Although the actual efficacy of participating in association on trust had been put in doubt in macro-level analysis (Knack and Keefer, 1997), micro-level evidence seems concordant in stressing the positive influence of participation in association on social cohesion. In particular, Hurtado & Carter (1997) shows the positive relationship between association involvement and nurturing the sense of belonging to a community, a component of the “horizontal” dimension of social cohesion. Experimental evidence shows that participants in associations show higher pro-social motivations than others, another “horizontal” component of social cohesion (Anderson et al., 2004; Degli Antoni and Grimalda, 2016). Since micro-level evidence permits better than identification than macro-level one, we conclude that participation in association is an important mechanism to foster social cohesion  We therefore recommend that governments facilitate both the creation of associations and the likelihood with which people can join. This may take the form of providing fiscal incentives for the constitution of associations, in particular through tax discounts for donations to charities, conceding loans for start-up projects to associations whose goals seem particularly worth of support, providing the general public with information over associations’ activities. By its very nature, individuals’ genuine and autonomous propensity to engage in such activities is needed in order to provide a “social dividend”. Forcing individuals to take part in such activities would most likely lead to no result or even negative results, because making participation in community work compulsory may actually stir anti-social or sabotaging behavior.

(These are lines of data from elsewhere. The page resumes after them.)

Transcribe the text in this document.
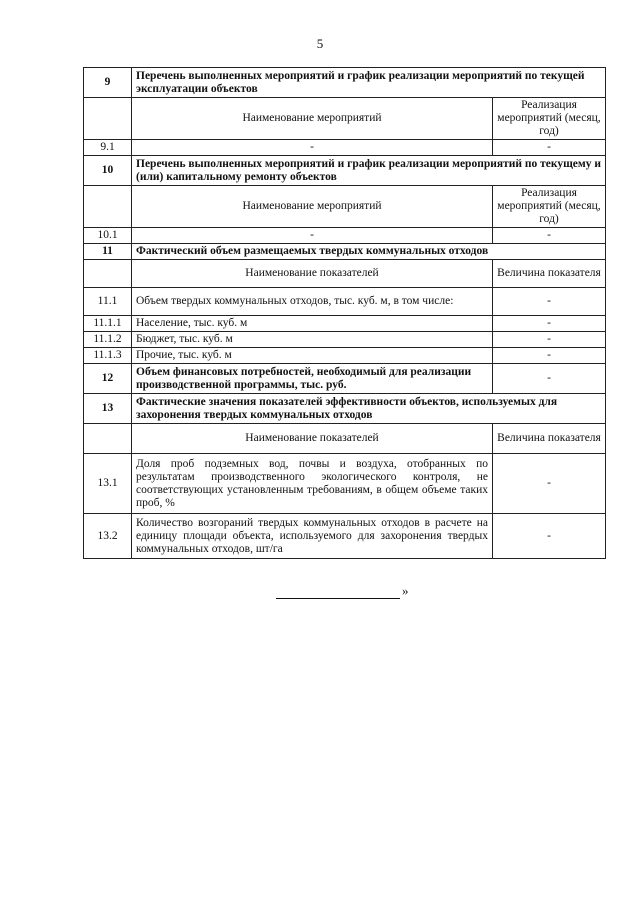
5
9	Перечень выполненных мероприятий и график реализации мероприятий по текущей эксплуатации объектов	
	Наименование мероприятий	Реализация мероприятий (месяц, год)
9.1	-	-
10	Перечень выполненных мероприятий и график реализации мероприятий по текущему и (или) капитальному ремонту объектов	
	Наименование мероприятий	Реализация мероприятий (месяц, год)
10.1	-	-
11	Фактический объем размещаемых твердых коммунальных отходов	
	Наименование показателей	Величина показателя
11.1	Объем твердых коммунальных отходов, тыс. куб. м, в том числе:	-
11.1.1	Население, тыс. куб. м	-
11.1.2	Бюджет, тыс. куб. м	-
11.1.3	Прочие, тыс. куб. м	-
12	Объем финансовых потребностей, необходимый для реализации производственной программы, тыс. руб.	-
13	Фактические значения показателей эффективности объектов, используемых для захоронения твердых коммунальных отходов	
	Наименование показателей	Величина показателя
13.1	Доля проб подземных вод, почвы и воздуха, отобранных по результатам производственного экологического контроля, не соответствующих установленным требованиям, в общем объеме таких проб, %	-
13.2	Количество возгораний твердых коммунальных отходов в расчете на единицу площади объекта, используемого для захоронения твердых коммунальных отходов, шт/га	-
»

Key recommendation 2: Offer educational programs providing students with the opportunity to engage in community work and association membership.

So called service-learning, i.e. the practice of inserting active participation in volunteer associations as a requirement of school curricula, has been implemented in some countries such as the US, though never at an extensive scale. Analyses of its impact are unambiguously positive. Not only does service-learning enhance the probability of future volunteerism (Griffith 2010), but also personal well-being and life satisfaction in the long run (Bowman et al. 2010). It also reduces teenage pregnancy, alcohol consumption and criminal conduct (Allen et al. 1997), while improving educational achievements, political activity and attitudes toward civic participation (Hart et al. 2008). The available evidence clearly indicates that the establishment of such programs would have beneficial effects for both social cohesion and well-being.

Key recommendation 3: Citizen involvement in the implementation of public goods

Another constituent element of social cohesion is rule abidance. Incentivizing social norms compliance “from above” may run the risk of backfiring through so-called crowding-out effects (see Appendix: Box 2). This is the tendency for “intrinsically motivated” people to give up on pro-social behavior when material incentives are set to favor such pro-social behavior. There have been nonetheless a number of initiatives in which public authorities offered support and coordination, rather than monetary incentives, in order to provide public goods. One example is the so-called “Neighbourhood Watch” initiative, whereby citizens of a certain neighborhood are encouraged to take explicit actions to watch over their district of residence, and to exchange information over security issues with other participants in the scheme and, most importantly, with the police. The general assessment of these initiatives is that they are capable of reducing crime activities (Bennett et al., 2006) and increase citizens’ sense of security (Henig, 1984). Furthermore, they provide a valuable exercise in direct democracy by involving citizens not only in the adoption, but in the implementation of public policies.  We believe that public authorities may have a beneficial impact on social cohesion by encouraging such activities, without or with very limited use of monetary incentives, and offering coordination among citizens as well as information pooling. A number of public goods could be provided in this way, in activities as broad as improving the respect of traffic laws, cleaning up litter in the park, improving collection and recycling of waste.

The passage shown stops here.